Gerald Anderson, a professor at Johns Hopkins Bloomberg School of Public Health, says when health care entities get bigger, they often get more expensive.

"It's not that there are economies of scale here, it's basically the bigger you are, the higher prices you can charge, and everyone has to play with you," Anderson said in an interview.

How it might work

But economist Joel Naroff, of Naroff Economic Advisors, believes the combination would have the objective of bringing together dispersed pieces of the healthcare system, and in doing so the combined companies could improve outcomes and lower costs.

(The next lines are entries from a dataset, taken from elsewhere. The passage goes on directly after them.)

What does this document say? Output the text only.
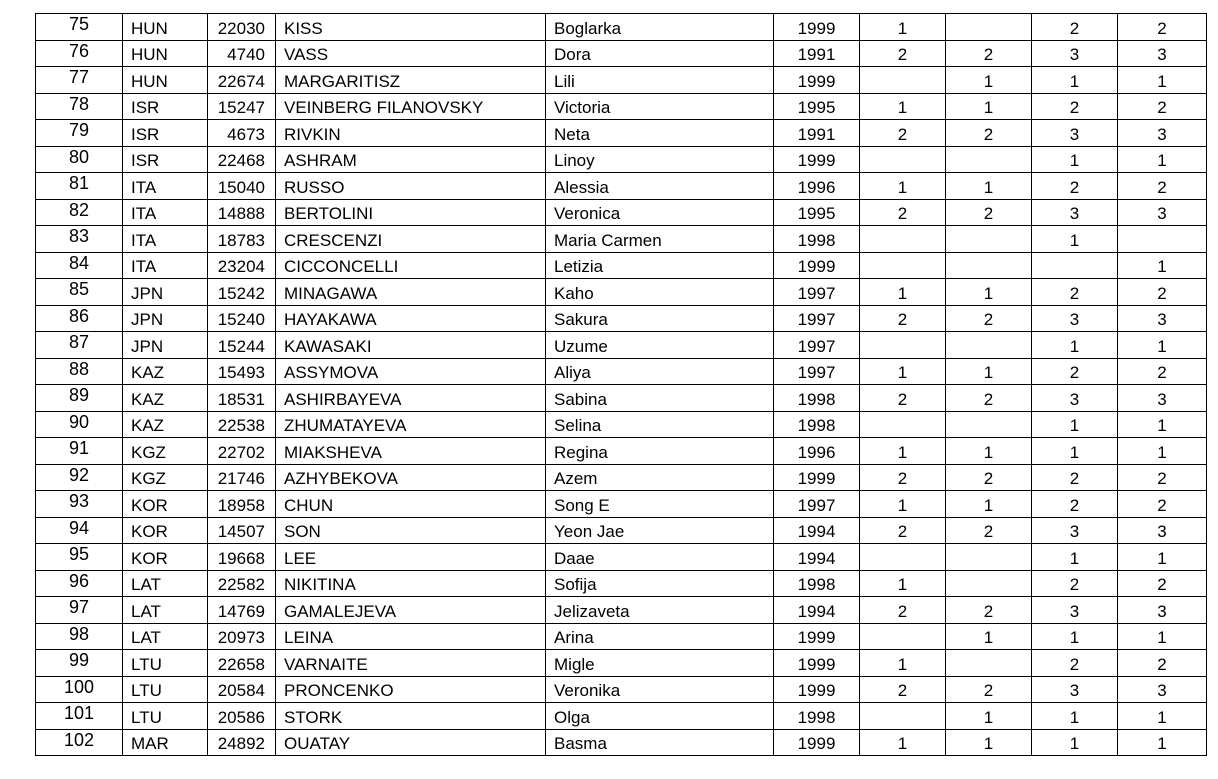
75	HUN	22030	KISS	Boglarka	1999	1		2	2
76	HUN	4740	VASS	Dora	1991	2	2	3	3
77	HUN	22674	MARGARITISZ	Lili	1999		1	1	1
78	ISR	15247	VEINBERG FILANOVSKY	Victoria	1995	1	1	2	2
79	ISR	4673	RIVKIN	Neta	1991	2	2	3	3
80	ISR	22468	ASHRAM	Linoy	1999			1	1
81	ITA	15040	RUSSO	Alessia	1996	1	1	2	2
82	ITA	14888	BERTOLINI	Veronica	1995	2	2	3	3
83	ITA	18783	CRESCENZI	Maria Carmen	1998			1	
84	ITA	23204	CICCONCELLI	Letizia	1999				1
85	JPN	15242	MINAGAWA	Kaho	1997	1	1	2	2
86	JPN	15240	HAYAKAWA	Sakura	1997	2	2	3	3
87	JPN	15244	KAWASAKI	Uzume	1997			1	1
88	KAZ	15493	ASSYMOVA	Aliya	1997	1	1	2	2
89	KAZ	18531	ASHIRBAYEVA	Sabina	1998	2	2	3	3
90	KAZ	22538	ZHUMATAYEVA	Selina	1998			1	1
91	KGZ	22702	MIAKSHEVA	Regina	1996	1	1	1	1
92	KGZ	21746	AZHYBEKOVA	Azem	1999	2	2	2	2
93	KOR	18958	CHUN	Song E	1997	1	1	2	2
94	KOR	14507	SON	Yeon Jae	1994	2	2	3	3
95	KOR	19668	LEE	Daae	1994			1	1
96	LAT	22582	NIKITINA	Sofija	1998	1		2	2
97	LAT	14769	GAMALEJEVA	Jelizaveta	1994	2	2	3	3
98	LAT	20973	LEINA	Arina	1999		1	1	1
99	LTU	22658	VARNAITE	Migle	1999	1		2	2
100	LTU	20584	PRONCENKO	Veronika	1999	2	2	3	3
101	LTU	20586	STORK	Olga	1998		1	1	1
102	MAR	24892	OUATAY	Basma	1999	1	1	1	1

"Patients don’t get or take the medicines they need, and being a pharmacy, they can coordinate that care," Naroff told ConsumerAffairs. "To the extent that care is spread across a variety of providers, the pharmacy/insurer/payer can become the central clearinghouse and depository for medical information that can lead to better distribution of patient information and more complete coordination across providers."

In theory, if patients get well faster and remain healthier longer, they would use the system less. Creating a more efficient system, the argument goes, would result in better information to providers, allow for better follow up with patients, and reduce the need for additional care.

"If that happens, they would indeed lower healthcare costs," Naroff said.